The statement that there will be no peace without Egypt and no war without Syria in the Middle East describes the reality of the situation. The Palestinian issue has been bleeding from the heart of this region for many years. In fact, the Middle East, like Africa, is the bleeding wound of the world. We can see traces of the brutal preferences of the colonial past in these lands without going back very far in time. In other words, the West is responsible for what happened in these countries. If it takes responsibility in proving its civility, the West must return what it has stolen from these regions through honest, sincere policies. Any problem in this region will influence not only the people in the region but the people in the entire world.
The Arab Spring is the result of a strong reaction to the unsustainable pressures and brutality of totalitarian regimes. While many were looking for the involvement of the US or other great powers in this upheaval, what was really happening was a correction in the course of history. For the West, the Arab Spring was not conceivable or predictable in Tunisia, Libya, Egypt, Yemen or Syria. This is best evidenced by the failure of the US to properly address what has been going on in these countries and to offer a comprehensive policy vis-à-vis the developments in the region.
Now, however, the process of change has started. This region will overthrow the archaic regimes set up by colonial powers and the boundaries they drew. I am not sure if you are aware of this, but this is the 1789 of the Middle East.

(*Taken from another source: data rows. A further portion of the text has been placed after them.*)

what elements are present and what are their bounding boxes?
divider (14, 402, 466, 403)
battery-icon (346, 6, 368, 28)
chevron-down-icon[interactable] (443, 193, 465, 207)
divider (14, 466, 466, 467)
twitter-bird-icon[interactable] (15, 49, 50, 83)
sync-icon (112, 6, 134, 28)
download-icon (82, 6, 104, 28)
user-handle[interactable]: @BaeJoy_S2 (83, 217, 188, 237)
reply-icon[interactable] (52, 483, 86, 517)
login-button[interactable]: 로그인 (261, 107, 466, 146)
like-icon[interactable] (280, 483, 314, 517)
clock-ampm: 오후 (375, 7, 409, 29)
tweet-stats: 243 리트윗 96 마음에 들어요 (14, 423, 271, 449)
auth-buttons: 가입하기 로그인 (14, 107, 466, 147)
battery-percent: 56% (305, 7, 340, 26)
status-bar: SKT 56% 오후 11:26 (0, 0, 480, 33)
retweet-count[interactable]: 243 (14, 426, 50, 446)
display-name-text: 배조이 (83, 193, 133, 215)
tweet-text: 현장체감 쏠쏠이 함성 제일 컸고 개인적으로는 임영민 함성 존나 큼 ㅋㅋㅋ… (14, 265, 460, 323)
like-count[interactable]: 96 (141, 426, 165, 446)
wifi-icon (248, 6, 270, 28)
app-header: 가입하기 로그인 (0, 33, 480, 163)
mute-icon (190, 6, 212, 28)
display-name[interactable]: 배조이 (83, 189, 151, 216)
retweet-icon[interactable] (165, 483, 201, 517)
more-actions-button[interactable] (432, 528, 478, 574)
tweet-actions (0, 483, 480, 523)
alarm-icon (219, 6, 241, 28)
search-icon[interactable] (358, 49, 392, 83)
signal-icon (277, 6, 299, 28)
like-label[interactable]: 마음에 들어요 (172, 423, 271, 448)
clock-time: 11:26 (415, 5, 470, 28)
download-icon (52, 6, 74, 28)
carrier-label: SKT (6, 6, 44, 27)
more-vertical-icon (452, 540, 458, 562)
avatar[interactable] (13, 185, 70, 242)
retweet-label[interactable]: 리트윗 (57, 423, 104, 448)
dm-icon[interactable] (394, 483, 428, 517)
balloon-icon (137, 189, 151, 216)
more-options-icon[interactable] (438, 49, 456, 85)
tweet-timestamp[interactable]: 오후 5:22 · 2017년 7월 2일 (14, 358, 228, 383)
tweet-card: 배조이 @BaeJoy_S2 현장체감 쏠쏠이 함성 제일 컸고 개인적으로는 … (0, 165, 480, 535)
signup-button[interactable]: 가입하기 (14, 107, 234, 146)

Of course, it is unique and may take a long time and, sadly, it could be bloodier than the French Revolution.
Turkey has opposed Syrian President Bashar al-Assad since the beginning. Iranian support for the Assad regime is immoral but is something we should have expected. And we strongly oppose Assad, who has killed 20,000 people. For this reason, we want the removal of the Assad regime, the establishment of a democratic regime in its place and the achievement of peace.
In fact, Assad is already gone. This is just an extension of the battle. The real matter is how much more blood will be spilled.
Neo-nationalist circles in Turkey, which extend a great deal of support to Assad, do not concern themselves with civilian deaths. They believe that a war of ideology is going on in Syria and, for this reason, they do not want the collapse of the Assad regime as they see it as part of their ideological front. Therefore, they remind those who oppose Assad what could happen after Assad is gone or of the murders committed by the opposition, as if those who urged Assad not to spill blood are responsible for this.
Of course, democracy will not arrive in this region overnight. The domination of the military council in Egypt is an example. I do not think that the opposition groups in Syria have strong faith in a Swedish-style democracy. And I think that the opposition is also committing massacres and crimes against humanity. It is particularly obvious that radical elements including al-Qaeda are trying to become influential in this region. Still, this should not mean we have to defend Assad.
The Alevis, Christians and other minorities are worried about what would happen to them after Assad. Arameans (Syriacs) in Syria have said that their churches have been burnt down and have suggested that radical elements like al-Qaeda have been intimidating them. Hillary Clinton, while strongly criticizing Assad, draws attention to these radical elements. At a summit recently held in İstanbul, Turkey focused attention on the Democratic Union Party (PYD) whereas Clinton referred to the risk associated with these elements because, as a Muslim democratic state, Turkey's support in this matter is particularly important.
I believe that although the Free Syrian Army (FSA) is being supported against the Assad regime, those who support it are also letting the FSA know that the radical elements within their group should not be allowed to become influential because the new regime after Assad should be pluralistic and they should not repeat past mistakes. Whether the Syrian opposition is mature enough to realize this is not apparent in the current wartime conditions. However, even if the world allows the emergence of another brutal regime, the end of that regime would be no different than that of Assad's administration, with the exception that more people would die.